Here’s a question I think about a lot when leading digital transformations and guiding agile teams.
“How should I think about team happiness? Why and how is team happiness
important? How should I determine whether and to what extent the team is
happy?” - I ask in Digital Trailblazer
When I hear from CIOs, IT Leaders, and other Digital Trailblazers about the struggles they face retaining talented DevOps engineers,
data scientists, and product managers on their teams, I wonder whether and
how they gauge their agile teams’ happiness.
Avoid asking open-ended questions
If you ask, “Are you happy?” you’re likely to get a myriad of answers.
You’re asking about human emotion, and you’ll get all kinds of responses:
the micro (“My commute sucked this morning”), personal issues (“My kids are
fighting”), politics, gripes, etc.
Unfortunately, I’ve seen leaders do just that - ask vague questions and then
overreact to the response. I’ll hear, “There’s poor morale in IT, and
they’re not happy,” without any context on who, when, and how the question
was asked.
What can Digital Trailblazers do to improve team happiness
Instead of asking a completely open-ended question, think about asking more
pointed ones, such as:
- Are you happy with the team’s performance over the last sprint?

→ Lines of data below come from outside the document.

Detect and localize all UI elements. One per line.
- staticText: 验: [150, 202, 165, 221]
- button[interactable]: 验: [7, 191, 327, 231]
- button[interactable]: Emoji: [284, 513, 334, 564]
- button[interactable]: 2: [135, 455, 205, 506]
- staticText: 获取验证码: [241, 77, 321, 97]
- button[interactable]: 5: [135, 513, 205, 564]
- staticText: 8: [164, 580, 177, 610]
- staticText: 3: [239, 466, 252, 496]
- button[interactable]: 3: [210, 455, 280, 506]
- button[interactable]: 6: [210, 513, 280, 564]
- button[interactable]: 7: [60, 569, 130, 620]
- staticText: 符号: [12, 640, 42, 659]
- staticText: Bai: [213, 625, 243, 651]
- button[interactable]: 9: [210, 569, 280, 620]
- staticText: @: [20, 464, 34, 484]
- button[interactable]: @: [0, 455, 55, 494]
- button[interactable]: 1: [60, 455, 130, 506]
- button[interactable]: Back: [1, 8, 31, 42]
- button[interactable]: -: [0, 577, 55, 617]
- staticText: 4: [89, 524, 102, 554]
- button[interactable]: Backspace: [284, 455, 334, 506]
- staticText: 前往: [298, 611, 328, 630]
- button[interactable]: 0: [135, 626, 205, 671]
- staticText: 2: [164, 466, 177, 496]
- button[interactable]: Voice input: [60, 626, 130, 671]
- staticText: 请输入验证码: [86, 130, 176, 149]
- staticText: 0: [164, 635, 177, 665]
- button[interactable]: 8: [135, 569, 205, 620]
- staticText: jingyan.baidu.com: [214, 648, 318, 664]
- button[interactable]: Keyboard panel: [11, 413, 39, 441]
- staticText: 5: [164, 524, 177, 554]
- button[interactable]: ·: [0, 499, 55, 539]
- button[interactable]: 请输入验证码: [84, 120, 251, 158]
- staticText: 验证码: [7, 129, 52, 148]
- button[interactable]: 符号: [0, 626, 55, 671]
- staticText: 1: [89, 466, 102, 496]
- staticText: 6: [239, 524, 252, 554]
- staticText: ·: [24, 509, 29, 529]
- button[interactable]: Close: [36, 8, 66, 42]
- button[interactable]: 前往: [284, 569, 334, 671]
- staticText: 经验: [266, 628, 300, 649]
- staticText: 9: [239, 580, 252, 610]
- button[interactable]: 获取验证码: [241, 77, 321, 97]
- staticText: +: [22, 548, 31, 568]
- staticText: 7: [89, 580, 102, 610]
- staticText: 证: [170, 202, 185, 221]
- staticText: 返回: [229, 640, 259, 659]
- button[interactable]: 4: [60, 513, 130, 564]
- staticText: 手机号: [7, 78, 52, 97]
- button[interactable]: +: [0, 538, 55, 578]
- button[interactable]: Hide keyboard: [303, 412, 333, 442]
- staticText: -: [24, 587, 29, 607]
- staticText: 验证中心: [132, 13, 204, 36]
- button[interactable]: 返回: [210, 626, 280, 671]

- Are you happy with the hybrid working model and how the team collaborates?
- Are you happy with the priorities and the tasks you are committing to?
These questions aim to seek people’s emotional responses to a specific
context. From there, the Digital Trailblazer should look to find the
opportunity or problem and ask a follow-up question, “How can we
improve?”
So you may have a DevOps engineer say, “I am not happy because we’re not
prioritizing enough work to reduce technical debt,” then I might respond,
“How can we improve this next release? What one improvement would you
prioritize?”
This even works if the response is that they are happy. So, for example, say
someone answers, “Yes, I am happy with the team’s performance as we
increased velocity and received positive feedback on the application’s UX
improvements.” I might respond, “That’s great! How can we help other teams
improve and experience similar results?”
Happiness comes from showing that you care and helping people see how their
work, ideas, and feedback are creating an impact.
Should you use a happiness metric?
It may be tempting in large DevOps organizations to use a
happiness metric, and here’s an
example implementation. But you can see that the metric requires asking as many as five other
contextual questions, which can be time-consuming on a survey. Some have
asked whether happiness metrics are
logical or laughable, describing them as white whale metrics. Others argue that
measuring team morale
is more important.
I believe happiness, morale, and trust are all part of winning teams and
sustainable digital transformation programs. It’s one reason the leadership
responsibilities in
StarCIO’s Agile Planning
identifies winning teams as a core tenant, giving it equal importance with
delivering product roadmaps, technology standards, and reliable releases.
I believe surveying DevOps organizations and agile teams is important and
will follow up with another post on what types of questions to ask on them.
I’m just not a proponent of measuring and rolling up highly subjective
measures based on individuals’ feelings or padding surveys with too many
hard-to-answer questions.
To build trust in winning teams, ask people about their feelings in
different contexts and discuss what can be improved.